Myth of the JavaScript Refactor
It’s Christmas Eve, everyone around the office has gone home to be with their families, while you are struggling to finish up the pile of work that your boss has assigned you. You stare at the code having little to no idea as to what the heck the person before you was thinking when they write this code. You trace through one method call to the next learning as much as you can while trying to solve the problem so that you can go home to you family on time.
At last, you are finally able to debug the problem, so you whip up something together very. Finally, you found a solution to your problem and made it work. However, you realize though that in the last four hours, you made a complete mess of yourself. All those print statements and console logs and redundant comments, not to mention the hack you implemented which made the original code base even messier. So much for your New Year’s resolution for next year right?
The clock strikes 9, you haven’t eaten anything since lunch time, you are tired and you just want to go home. So you say, "F**k it, I’ll make a mental note of this and go back and clean the code up after I come back from New Year’s break. As long as it works now", a little mess can’t hurt right?

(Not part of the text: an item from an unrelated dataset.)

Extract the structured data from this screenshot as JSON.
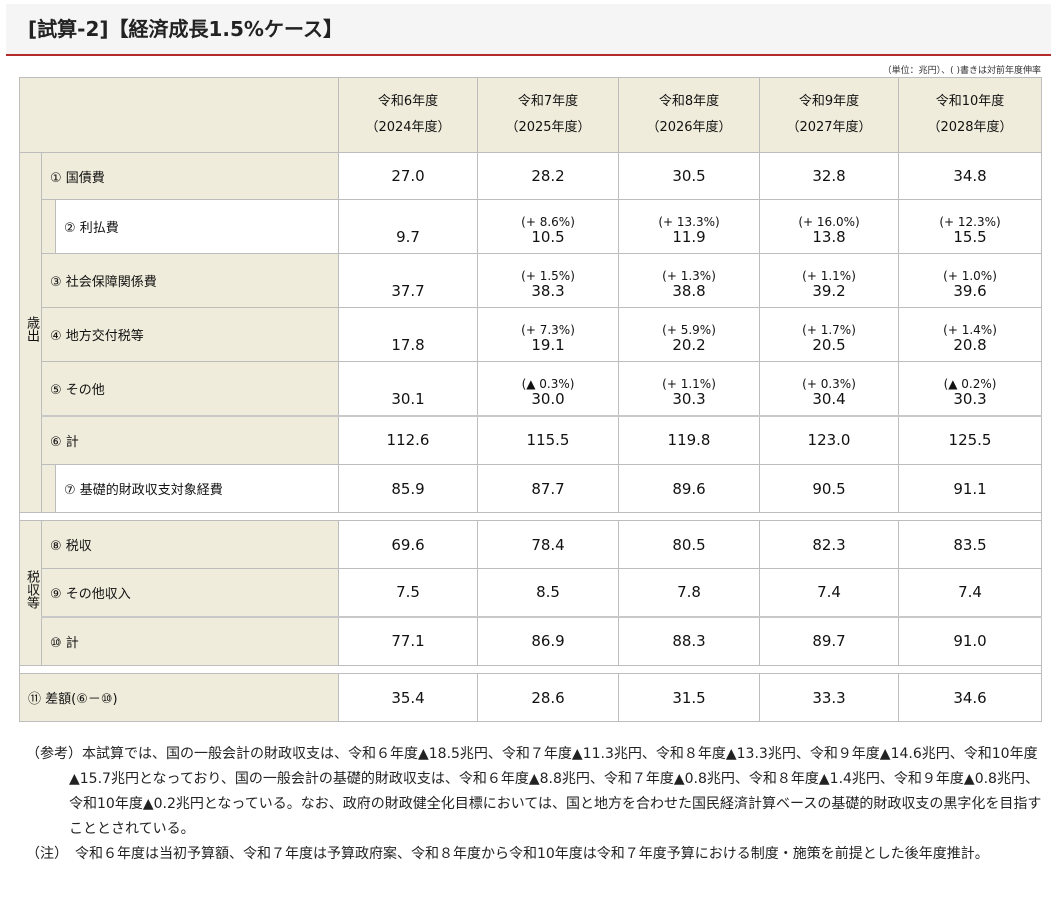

“At least I know that this code is "bad" and I am willing to go back to fix it. I’ll tidy this code up right after I’m back from break”. And that what they all say...
When have we ever said those exact words in your head? "I’ll clean this up later" or "I'll remember to tidy this up once I’m done". Let’s face it, when you are under pressure to do something, you just want to get it done and get it over with and never touch it again. When the next day comes, and your boss bombards you with another pile of work, you won’t have the time to refactor old code.

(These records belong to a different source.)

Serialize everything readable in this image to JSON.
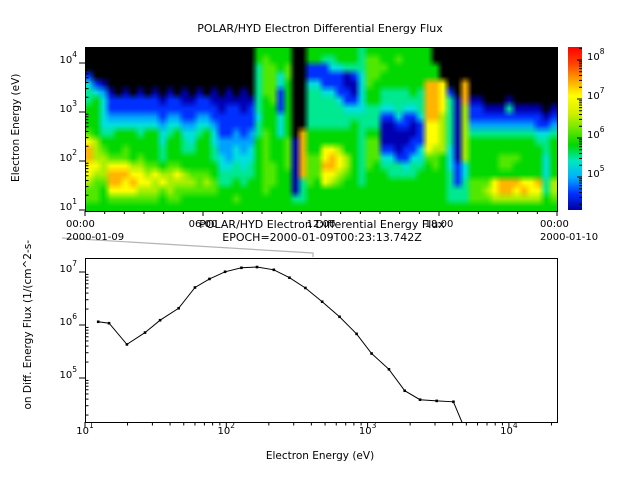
{
  "figure": {
    "background": "#ffffff"
  },
  "top_chart": {
    "title": "POLAR/HYD  Electron Differential Energy Flux",
    "ylabel": "Electron Energy (eV)",
    "x_tick_labels": [
      "00:00",
      "06:00",
      "12:00",
      "18:00",
      "00:00"
    ],
    "x_date_left": "2000-01-09",
    "x_date_right": "2000-01-10",
    "y_tick_exponents": [
      1,
      2,
      3,
      4
    ],
    "colorbar_tick_exponents": [
      5,
      6,
      7,
      8
    ]
  },
  "bottom_chart": {
    "title": "POLAR/HYD  Electron Differential Energy Flux",
    "subtitle": "EPOCH=2000-01-09T00:23:13.742Z",
    "xlabel": "Electron Energy (eV)",
    "ylabel": "on Diff. Energy Flux (1/(cm^2-s-",
    "x_tick_exponents": [
      1,
      2,
      3,
      4
    ],
    "y_tick_exponents": [
      5,
      6,
      7
    ]
  },
  "chart_data": [
    {
      "type": "heatmap",
      "title": "POLAR/HYD  Electron Differential Energy Flux",
      "xlabel_ticks": [
        "00:00",
        "06:00",
        "12:00",
        "18:00",
        "00:00"
      ],
      "time_start": "2000-01-09 00:00",
      "time_end": "2000-01-10 00:00",
      "ylabel": "Electron Energy (eV)",
      "energy_range_eV": [
        10,
        21000
      ],
      "colorbar_range_log10_flux": [
        4.15,
        8.33
      ],
      "colorbar_tick_exponents": [
        5,
        6,
        7,
        8
      ],
      "legend_position": "right-colorbar",
      "grid_on": false,
      "level_order": "0123456789ab",
      "level_log10_flux": [
        null,
        4.8,
        5.05,
        5.3,
        5.55,
        5.8,
        6.1,
        6.4,
        6.7,
        7.0,
        7.35,
        7.7
      ],
      "level_colors": [
        "#000000",
        "#0000b0",
        "#0030ff",
        "#00a0ff",
        "#00e0e0",
        "#00e890",
        "#00d800",
        "#50e800",
        "#a8f000",
        "#ffff00",
        "#ffb400",
        "#ff3000"
      ],
      "colorbar_colors_bottom_to_top": [
        "#0000a0",
        "#0030ff",
        "#00b0ff",
        "#00e8c0",
        "#00d800",
        "#70e800",
        "#d8f000",
        "#ffff00",
        "#ffa000",
        "#ff4000",
        "#ff0000"
      ],
      "grid_rows_top_to_bottom": [
        "0000000000000000000000066666006666666566666666600000000000000000",
        "0000000000000000000000067666006655666577667666600000000000000000",
        "0000000000000000000000057767002224455577766666660000000000000000",
        "2000000000000000000000057747002222212477666666660000000000000000",
        "4210000000000000000000057746004422211476666666aa900a000000000000",
        "5431010101010101010101057726005544221466555565aa920a000000000000",
        "5642222222122112211111156726005555422466555555aa951a110001000000",
        "6642222222222222221221256626005555544455445445aa9518221115111101",
        "6643333333233223322222246646005555555555224224aa8518222222222212",
        "6644444444344334432222256646005555556555112212998518333333333223",
        "76556665664564456422323576460a6666666566111112998518555555555445",
        "98666666664665466433333676671a6666666577111122998518666666666556",
        "a8766766665665566533434676671a6699866577221224988418666666666656",
        "a8877767665666666543444676671a779a986577442244776418666677766646",
        "99899988776776666644545677671a77aa986576555455676424666677666646",
        "988aaa99898898777655555677661a7799876566655556666524666666666646",
        "877aa9a9989888878755656677661576987665666666666665257779aaa99a58",
        "77699998887877777766666676661566666666666666666665557789aa9a9958",
        "7767777777677666666676666666556666666666666666666555777888888867",
        "6666666666666666666666666666666666666666666666666666666666666666"
      ]
    },
    {
      "type": "line",
      "title": "POLAR/HYD  Electron Differential Energy Flux",
      "subtitle": "EPOCH=2000-01-09T00:23:13.742Z",
      "xlabel": "Electron Energy (eV)",
      "ylabel": "on Diff. Energy Flux (1/(cm^2-s-",
      "x_log": true,
      "y_log": true,
      "xlim": [
        10,
        21900
      ],
      "ylim": [
        14800,
        18400000
      ],
      "marker": "dot",
      "line_color": "#000000",
      "x_energies_eV": [
        12.4,
        14.8,
        19.8,
        26.6,
        34,
        46,
        60,
        76,
        98,
        128,
        165,
        217,
        280,
        363,
        477,
        633,
        836,
        1067,
        1416,
        1831,
        2350,
        3083,
        4050,
        4800
      ],
      "y_flux": [
        1150000,
        1080000,
        430000,
        720000,
        1230000,
        2070000,
        5100000,
        7400000,
        10100000,
        12000000,
        12400000,
        11000000,
        7800000,
        5000000,
        2750000,
        1430000,
        680000,
        290000,
        146000,
        57500,
        39000,
        37000,
        35600,
        12000
      ]
    }
  ]
}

So when do we actually go back to "refactor" our code? The answer is almost never. Once the code is written and you’ve put off the refactoring to another time, the next time you see the code will be the next time your boss asks you to work on the same code base that you left off.
Those of us who work a normal day job at a regular company all go through this cycle. Your boss gives you task, you complete the task, only to realize that you tampered through 10 different files with little bits of debugging code and quick hacks that going back to clean things up could possibly break the functionality you worked so hard to make work. So why break something if it’s already fixed? Let’s just keep this spaghetti code in there, I know how it works so it’s all good.
And you know what I always hear everyone easy? "This code is garbage", "How am I supposed to work in this huge pile of junk?"", "What was this person thinking when designing this?". The funny thing is that most people who say those things do just that. I complain all the time about the mess that the previous guy who worked on the code before me made, when in fact I start making a mess myself when working on the code. I don’t know about everyone else, but there’s always a little bit of guilt when it comes to me leaving code off to the side for refactoring, only to know that I would never touch it ever again.
In conclusion, Refactoring is hard. Some would say it’s even a myth. But kids, think about the next person in line that has to deal with your sh*t. No one’s harping over you to make your code look pretty, but make it easy for the next person in line so they can go home on time.